On an October evening in 2002, I found myself driving down picturesque Route 29 with two good friends. Mirah was on tour, but not stopping anywhere closer to D.C. than Charlottesville. And we simply had to see her. Five years later, the singular singer-songwriter with the beautifully delicate voice is on the road again, and while she’s stopping in D.C. this time, I can’t go, so I had to make a side trip to Philadelphia two weeks ago to see her play. I’ve never been one to go out of my way to see shows; I’ve never followed a band around on tour, and truth be told, I tend to balk at spending more than $20 to see a show. Which may be a D.C.-centric aesthetic at work, or it may just make me cheap, lazy, or both, but the point is that Mirah is an artist worth trekking two-plus hours to see for an hour in a tiny little college-town club or the sweltering, suffocating basement of an Philly church with no air conditioning.
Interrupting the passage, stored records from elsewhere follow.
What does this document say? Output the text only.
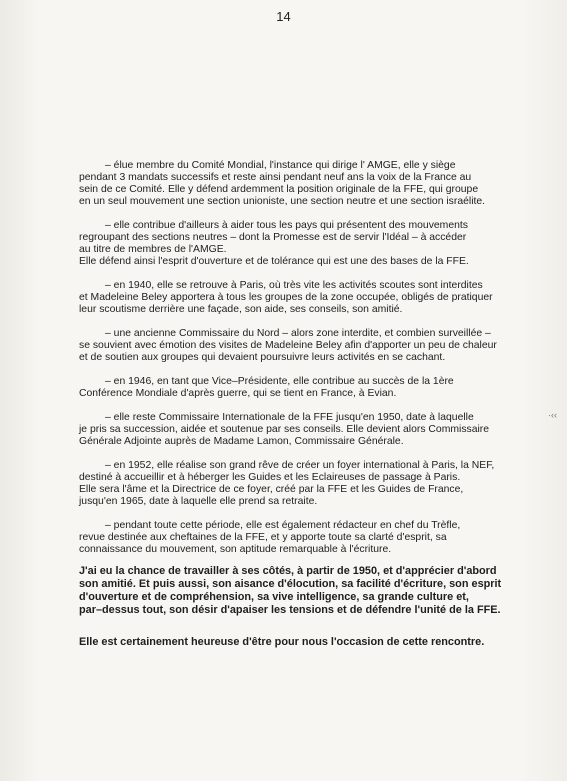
14

– élue membre du Comité Mondial, l'instance qui dirige l' AMGE, elle y siège
pendant 3 mandats successifs et reste ainsi pendant neuf ans la voix de la France au
sein de ce Comité. Elle y défend ardemment la position originale de la FFE, qui groupe
en un seul mouvement une section unioniste, une section neutre et une section israélite.

– elle contribue d'ailleurs à aider tous les pays qui présentent des mouvements
regroupant des sections neutres – dont la Promesse est de servir l'Idéal – à accéder
au titre de membres de l'AMGE.
Elle défend ainsi l'esprit d'ouverture et de tolérance qui est une des bases de la FFE.

– en 1940, elle se retrouve à Paris, où très vite les activités scoutes sont interdites
et Madeleine Beley apportera à tous les groupes de la zone occupée, obligés de pratiquer
leur scoutisme derrière une façade, son aide, ses conseils, son amitié.

– une ancienne Commissaire du Nord – alors zone interdite, et combien surveillée –
se souvient avec émotion des visites de Madeleine Beley afin d'apporter un peu de chaleur
et de soutien aux groupes qui devaient poursuivre leurs activités en se cachant.

– en 1946, en tant que Vice–Présidente, elle contribue au succès de la 1ère
Conférence Mondiale d'après guerre, qui se tient en France, à Evian.

– elle reste Commissaire Internationale de la FFE jusqu'en 1950, date à laquelle
je pris sa succession, aidée et soutenue par ses conseils. Elle devient alors Commissaire
Générale Adjointe auprès de Madame Lamon, Commissaire Générale.

– en 1952, elle réalise son grand rêve de créer un foyer international à Paris, la NEF,
destiné à accueillir et à héberger les Guides et les Eclaireuses de passage à Paris.
Elle sera l'âme et la Directrice de ce foyer, créé par la FFE et les Guides de France,
jusqu'en 1965, date à laquelle elle prend sa retraite.

– pendant toute cette période, elle est également rédacteur en chef du Trèfle,
revue destinée aux cheftaines de la FFE, et y apporte toute sa clarté d'esprit, sa
connaissance du mouvement, son aptitude remarquable à l'écriture.

J'ai eu la chance de travailler à ses côtés, à partir de 1950, et d'apprécier d'abord
son amitié. Et puis aussi, son aisance d'élocution, sa facilité d'écriture, son esprit
d'ouverture et de compréhension, sa vive intelligence, sa grande culture et,
par–dessus tout, son désir d'apaiser les tensions et de défendre l'unité de la FFE.
Elle est certainement heureuse d'être pour nous l'occasion de cette rencontre.
·‹‹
I first fell under Mirah’s spell after her acclaimed 2002 sophomore effort, Advisory Committee. The record is an amazing marriage of songwriting and production, Mirah’s deeply personal (though never precious or maudlin) songs meshed perfectly with the sound of Phil Elvrum, the reclusive sonic wunderkind of The Microphones. Elvrum expanded Mirah’s devastatingly pretty compositions from simple and intimate pieces into dynamic and rich landscapes that bore many of his production hallmarks, with booming overdriven drums and imaginative interplay of the left and right stereo channels.
While Mirah has only released one other solo record since Advisory Committee, 2004’s also excellent C’mon Miracle, she’s hardly been inactive. Just as her songs are structured without much regard for traditional form, so is her career typified by a willingness to engage in whatever project or collaboration that speaks to her at any given moment. In 2003 that manifested itself in Songs from the Black Mountain Music Project, as Mirah, Ginger Brooks Takahashi and some friends holed up in a house in North Carolina for a month recording anything that struck their fancy. From chirping crickets to lonesome trains to loose and fun folky songs. In 2004 she collaborated with The Black Cat Orchestra on a series of mostly covers of rebel songs from the likes of Bob Dylan, Leonard Cohen and Kurt Weill.